When Eddie and I were pre-schoolers, his mother often brought him to visit and we usually started fighting over the big green chair in the dining room. If we came to blows, his Aunt Anna would chase us and we would hide under the dining room table. Although we were giggling, his mother and aunt would wonder out loud where we could have disappeared to. When he got a bit older, he kept a deck of marked cards in his roll top desk, that no one was allowed to open. It was a long time before I sneaked open that desk and figured out why he always wore rose tinted glasses when we played cards and how it was he always beat me.
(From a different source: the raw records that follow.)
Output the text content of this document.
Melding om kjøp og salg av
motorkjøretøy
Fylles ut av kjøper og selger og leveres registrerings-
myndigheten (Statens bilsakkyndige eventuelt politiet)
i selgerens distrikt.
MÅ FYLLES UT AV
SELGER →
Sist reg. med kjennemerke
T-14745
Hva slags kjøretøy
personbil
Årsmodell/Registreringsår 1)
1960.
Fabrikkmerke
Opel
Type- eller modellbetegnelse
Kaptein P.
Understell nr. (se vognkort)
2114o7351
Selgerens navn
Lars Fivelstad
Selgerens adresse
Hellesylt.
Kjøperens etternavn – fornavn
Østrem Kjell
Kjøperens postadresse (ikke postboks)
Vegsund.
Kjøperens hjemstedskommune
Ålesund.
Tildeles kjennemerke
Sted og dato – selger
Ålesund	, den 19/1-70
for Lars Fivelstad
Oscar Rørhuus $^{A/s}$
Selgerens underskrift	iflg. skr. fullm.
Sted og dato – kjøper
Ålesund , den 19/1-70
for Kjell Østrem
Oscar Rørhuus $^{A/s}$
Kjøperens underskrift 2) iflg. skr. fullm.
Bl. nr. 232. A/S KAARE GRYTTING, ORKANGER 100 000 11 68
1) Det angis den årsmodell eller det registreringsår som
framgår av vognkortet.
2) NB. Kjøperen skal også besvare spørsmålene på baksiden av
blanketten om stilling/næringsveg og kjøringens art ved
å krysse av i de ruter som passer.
Eddie was extremely family oriented. When I was married, he was still in the army. He requested leave to attend my wedding and then drove for many hours to arrive at the church on time. He was Godfather to my son Timothy, a firefighter who was lost in the line of duty on 9/11 at the WTC.
After his retirement, Ed visited us often. He and his lovely wife Susan had one of those marriages everyone hopes to have but few achieve. They still cherished each other after almost forty years, and they still held hands. Ed's wish for retirement was just to spend time with his wife. He was a proud and devoted father and grandfather as well. A gentle and loving man, we were blessed to have him in our family and will miss him a great deal.
Mr. Allen was a great man I met him only a few times and I was welcomed in his home. I will never forget when I was invited to his home for the 4th of July in 2000 since this was a hard time for me since I was so far from home. Mr. & Mrs. Allen made me feel like I was one of the family. Jonathan is my best friend and I consider him my brother so My thoughts and prayers are with him and the whole Allen family.
Ed was my first nephew, and always had a very important place in my heart. I loved to baby sit for him, and he was a really good child, and he grew up to be a really good man.
Carole and I always looked forward to Ed and Susan's visits in Florida, and we will miss him very much.
Our thoughts are with Susan, Jonathan, Jeffrey and Mitchell at this time.